Worst Jokes Ever
What's the difference between Monday and a dick?
They're not different. They're both unnecessarily long and hard.
You think on a airplane when a muslim guy gets on, people look at him and think... "Aw, fuck."
What kind of air does Ariana breathe?
Helium?
What did one emo kid say to the other?
"I like ya cut, G."
What do genders and the Twin Towers have in common?
There used to be two, but now it's a touchy subject.
Your mama is so stupid that she put a ruler under her pillow to see how long she slept.
Are you French? Because I Eiffel for you.
What do you call it when Panera Bread gets painted red?
Panera Red.
Your forehead is so big that it said, "To be continued."

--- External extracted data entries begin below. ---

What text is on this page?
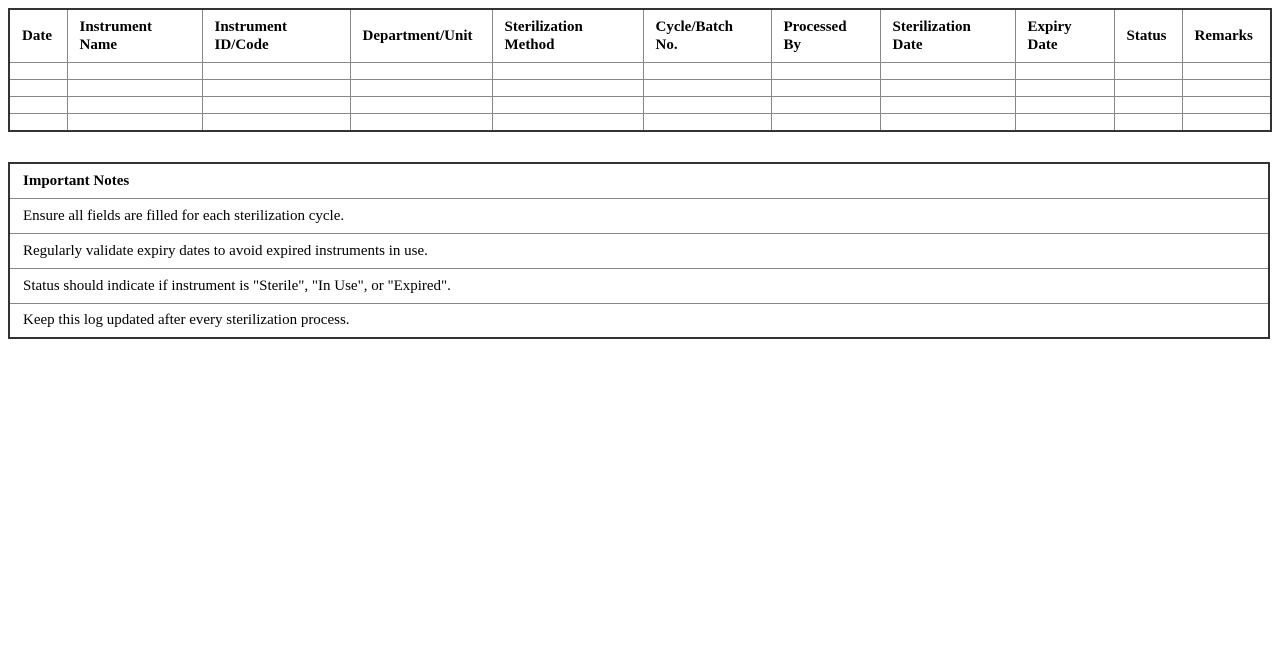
Date	Instrument Name	Instrument ID/Code	Department/Unit	Sterilization Method	Cycle/Batch No.	Processed By	Sterilization Date	Expiry Date	Status	Remarks

Important Notes
Ensure all fields are filled for each sterilization cycle.
Regularly validate expiry dates to avoid expired instruments in use.
Status should indicate if instrument is "Sterile", "In Use", or "Expired".
Keep this log updated after every sterilization process.
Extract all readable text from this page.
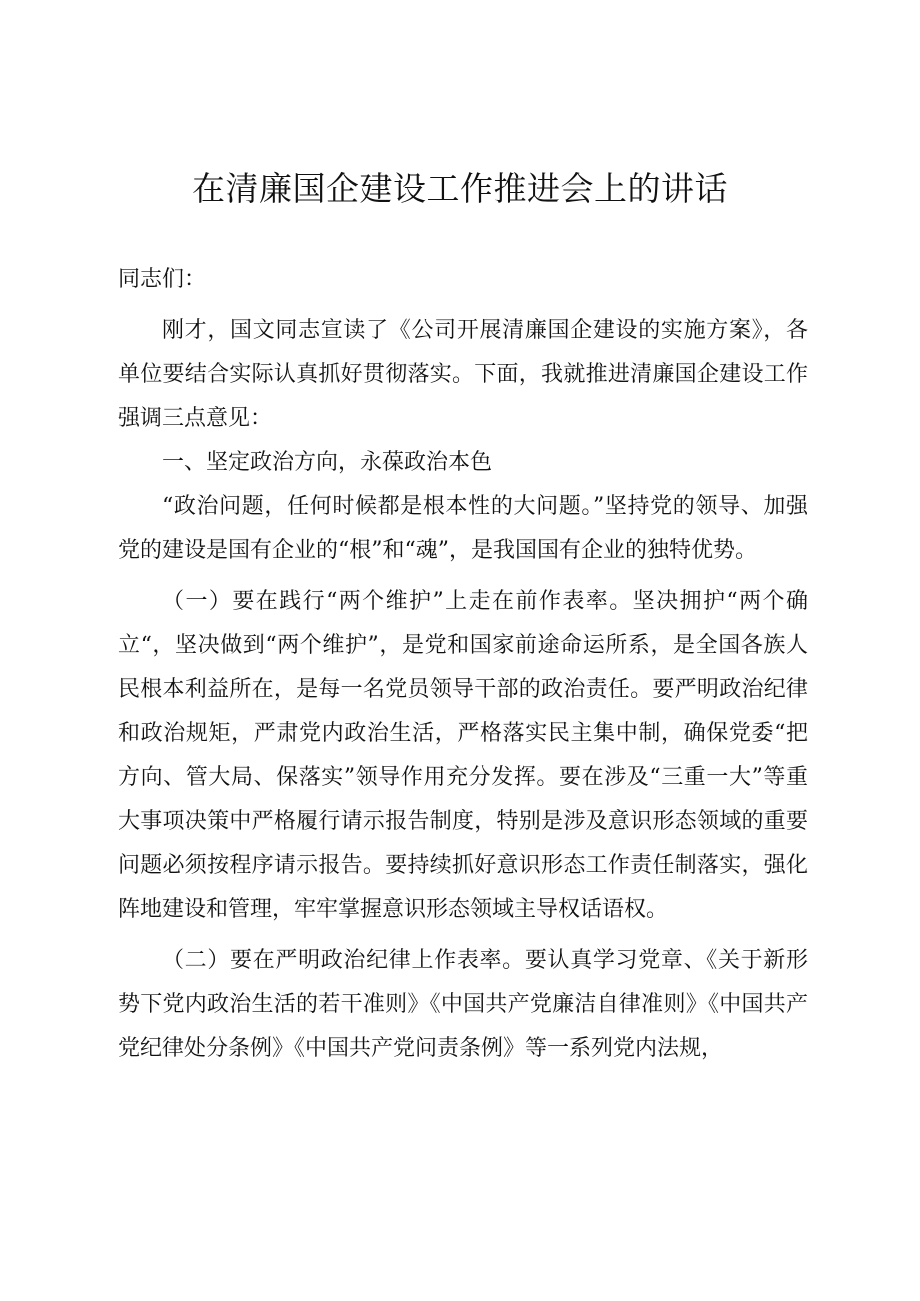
在清廉国企建设工作推进会上的讲话

同志们：

刚才，国文同志宣读了《公司开展清廉国企建设的实施方案》，各单位要结合实际认真抓好贯彻落实。下面，我就推进清廉国企建设工作强调三点意见：

一、坚定政治方向，永葆政治本色

“政治问题，任何时候都是根本性的大问题。”坚持党的领导、加强党的建设是国有企业的“根”和“魂”，是我国国有企业的独特优势。

（一）要在践行“两个维护”上走在前作表率。坚决拥护“两个确立“，坚决做到“两个维护”，是党和国家前途命运所系，是全国各族人民根本利益所在，是每一名党员领导干部的政治责任。要严明政治纪律和政治规矩，严肃党内政治生活，严格落实民主集中制，确保党委“把方向、管大局、保落实”领导作用充分发挥。要在涉及“三重一大”等重大事项决策中严格履行请示报告制度，特别是涉及意识形态领域的重要问题必须按程序请示报告。要持续抓好意识形态工作责任制落实，强化阵地建设和管理，牢牢掌握意识形态领域主导权话语权。

（二）要在严明政治纪律上作表率。要认真学习党章、《关于新形势下党内政治生活的若干准则》《中国共产党廉洁自律准则》《中国共产党纪律处分条例》《中国共产党问责条例》等一系列党内法规，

What’s the difference between an orphan and Pikachu?
Pikachu, I choose you!
Do you know Imagine Dragons? Imagine dragon these nuts across your face!
How many white women does it take to change a lightbulb?
One. To hire the Mexicans.
Q: What do the mob and pussy have in common?
A: One slip of the tongue and you're in deep shit.
What does the "f" in "orphan" stand for? It stands for family.
Hi, I'm Saul Goodman. Did you know that you have rights? The Constitution says you do, and so do I. I believe that until proven guilty, every man, woman, and child in this country is innocent, and that's why I fight for you, Albuquerque!
What's the difference between Putin and Hitler? I don’t know, you tell me.
There's this smart way to sneak a calculator into school. I've heard of it. You take the calculator, put it in a gun magazine, put the magazine in the gun, and bring the gun to school!
What do high school kids and Dow have in common? They both test chemicals.
What's Michael Jackson's nickname?
Nivea black and white.
Why did the chiropractor go to jail? For not paying $75 in back taxes.